In a socialist system, if you want to benefit from what society has to offer, you've got to be prepared to earn it: there is no easy way around it, no cushy jobs or quick ways to the top, you can't feed off others' goodwill without reciprocating with your own.

Nikodemos said...

Citizen, you assume that all the unemployed are unemployed because they are lazy, and that everyone could afford any kind of health care if they only saved enough money. These assumptions need to be justified with more than just examples (certainly there are some unemployed people who are lazy, but I would argue that the vast majority are not).

However, that is not what I wish to talk about. It appears to me that once again we are using the word "socialism" to mean different things. You use it to refer to the kinds of policies supported by American liberals (only in a more radical form), while we - and, I would say, the majority of socialists - use it to refer to an economic system that is entirely different from capitalism. Both welfare and progressive taxation are liberal attempts to "fix" capitalism.

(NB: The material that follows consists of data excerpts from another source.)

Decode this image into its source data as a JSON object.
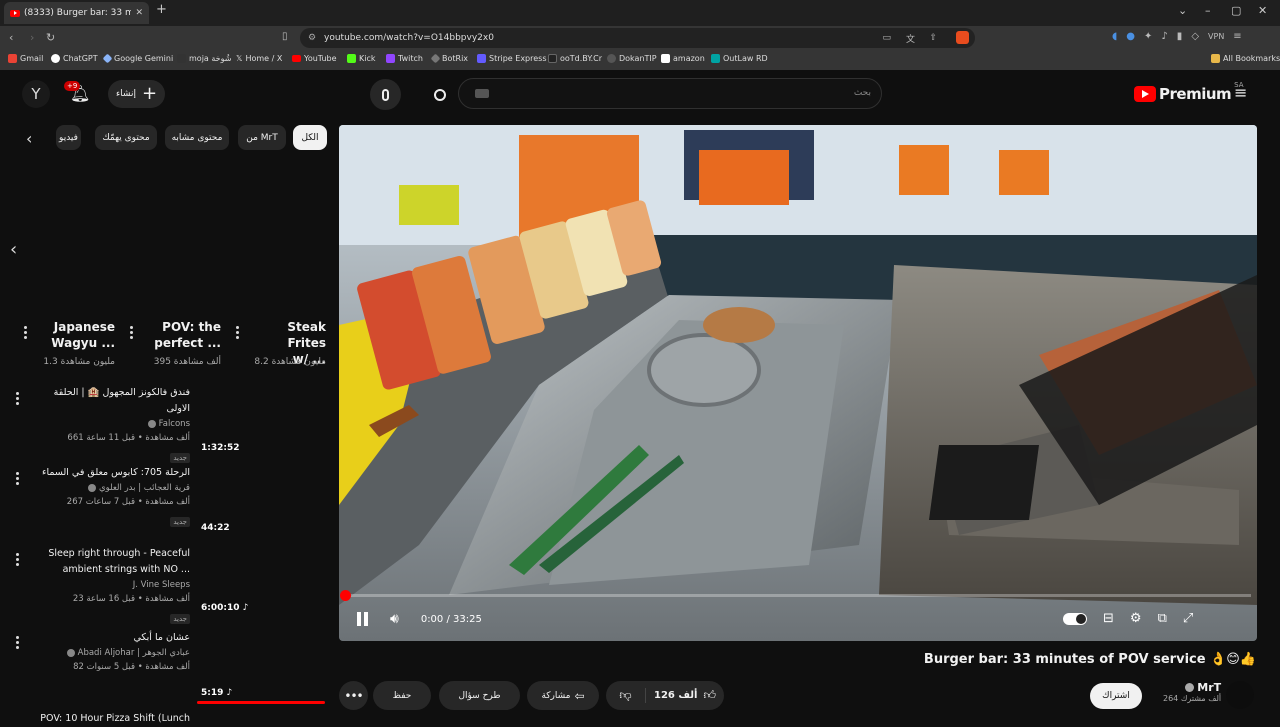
{
  "browser": {
    "tab_title": "(8333) Burger bar: 33 minut...",
    "url": "youtube.com/watch?v=O14bbpvy2x0",
    "vpn_label": "VPN",
    "bookmarks": [
      {
        "label": "Gmail",
        "color": "#ea4335"
      },
      {
        "label": "ChatGPT",
        "color": "#ffffff"
      },
      {
        "label": "Google Gemini",
        "color": "#8ab4f8"
      },
      {
        "label": "moja شُوخة",
        "color": "#222222"
      },
      {
        "label": "Home / X",
        "color": "#000000"
      },
      {
        "label": "YouTube",
        "color": "#ff0000"
      },
      {
        "label": "Kick",
        "color": "#53fc18"
      },
      {
        "label": "Twitch",
        "color": "#9146ff"
      },
      {
        "label": "BotRix",
        "color": "#444444"
      },
      {
        "label": "Stripe Express",
        "color": "#635bff"
      },
      {
        "label": "ooTd.BY.Cr",
        "color": "#222222"
      },
      {
        "label": "DokanTIP",
        "color": "#444444"
      },
      {
        "label": "amazon",
        "color": "#ffffff"
      },
      {
        "label": "OutLaw RD",
        "color": "#00a3a3"
      }
    ],
    "all_bookmarks": "All Bookmarks"
  },
  "header": {
    "avatar_letter": "Y",
    "notifications_badge": "+9",
    "create_label": "إنشاء",
    "search_placeholder": "بحث",
    "logo_text": "Premium",
    "region": "SA"
  },
  "chips": [
    "الكل",
    "من MrT",
    "محتوى مشابه",
    "محتوى يهمّك",
    "فيديو"
  ],
  "shorts": [
    {
      "title_line1": "Steak Frites",
      "title_line2": "w/ ...",
      "views": "8.2 مليون مشاهدة"
    },
    {
      "title_line1": "POV: the",
      "title_line2": "perfect ...",
      "views": "395 ألف مشاهدة"
    },
    {
      "title_line1": "Japanese",
      "title_line2": "Wagyu ...",
      "views": "1.3 مليون مشاهدة"
    }
  ],
  "videos": [
    {
      "title": "فندق فالكونز المجهول 🏨 | الحلقة الاولى",
      "channel": "Falcons",
      "meta": "661 ألف مشاهدة • قبل 11 ساعة",
      "badge": "جديد",
      "duration": "1:32:52"
    },
    {
      "title": "الرحلة 705: كابوس معلق في السماء",
      "channel": "قرية العجائب | بدر العلوي",
      "meta": "267 ألف مشاهدة • قبل 7 ساعات",
      "badge": "جديد",
      "duration": "44:22"
    },
    {
      "title": "Sleep right through - Peaceful ambient strings with NO ...",
      "channel": "J. Vine Sleeps",
      "meta": "23 ألف مشاهدة • قبل 16 ساعة",
      "badge": "جديد",
      "duration": "6:00:10"
    },
    {
      "title": "عشان ما أبكي",
      "channel": "Abadi Aljohar | عبادي الجوهر",
      "meta": "82 ألف مشاهدة • قبل 5 سنوات",
      "badge": "",
      "duration": "5:19"
    },
    {
      "title": "POV: 10 Hour Pizza Shift (Lunch",
      "channel": "",
      "meta": "",
      "badge": "",
      "duration": ""
    }
  ],
  "player": {
    "time": "0:00 / 33:25",
    "progress_fraction": 0.0
  },
  "video_info": {
    "title": "Burger bar: 33 minutes of POV service 👌😊👍",
    "channel": "MrT",
    "subscribers": "264 ألف مشترك",
    "subscribe_label": "اشتراك",
    "likes": "126 ألف",
    "share_label": "مشاركة",
    "ask_label": "طرح سؤال",
    "save_label": "حفظ"
  }
}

One of the most important goals of socialism is to provide every able-bodied person with a job (preferably a job that is as close as possible to his liking). "Welfare", if you wish to call it that, would only be given to those who are physically unable to work.

The graduated income tax is not a component of the socialist system. In fact, a socialist system would not have any income taxes at all. Logically, since the government is paying you in the first place, it would not make sense for the government to give you some money and then take it back from you.

A government that runs the economy does not need taxes to support itself. The role of taxes is to transfer money from the private sector to the public sector. If the whole economy is in the public sector, there is no need for taxes.

As a side note, I would like to point out that there were no taxes in the Soviet Union and the other stalinist states. These states were not socialist, of course, but they did show how a government does not need taxes if it runs the economy.

You say that "socialism's weakness is that it can not change the heart". That is of course true - no economic system can change the heart. But this is where Christianity comes in. I believe socialism and Christianity are complementary. A good Christian can easily be a good socialist; socialism provides for the people's material needs and Christianity provides for their spiritual needs.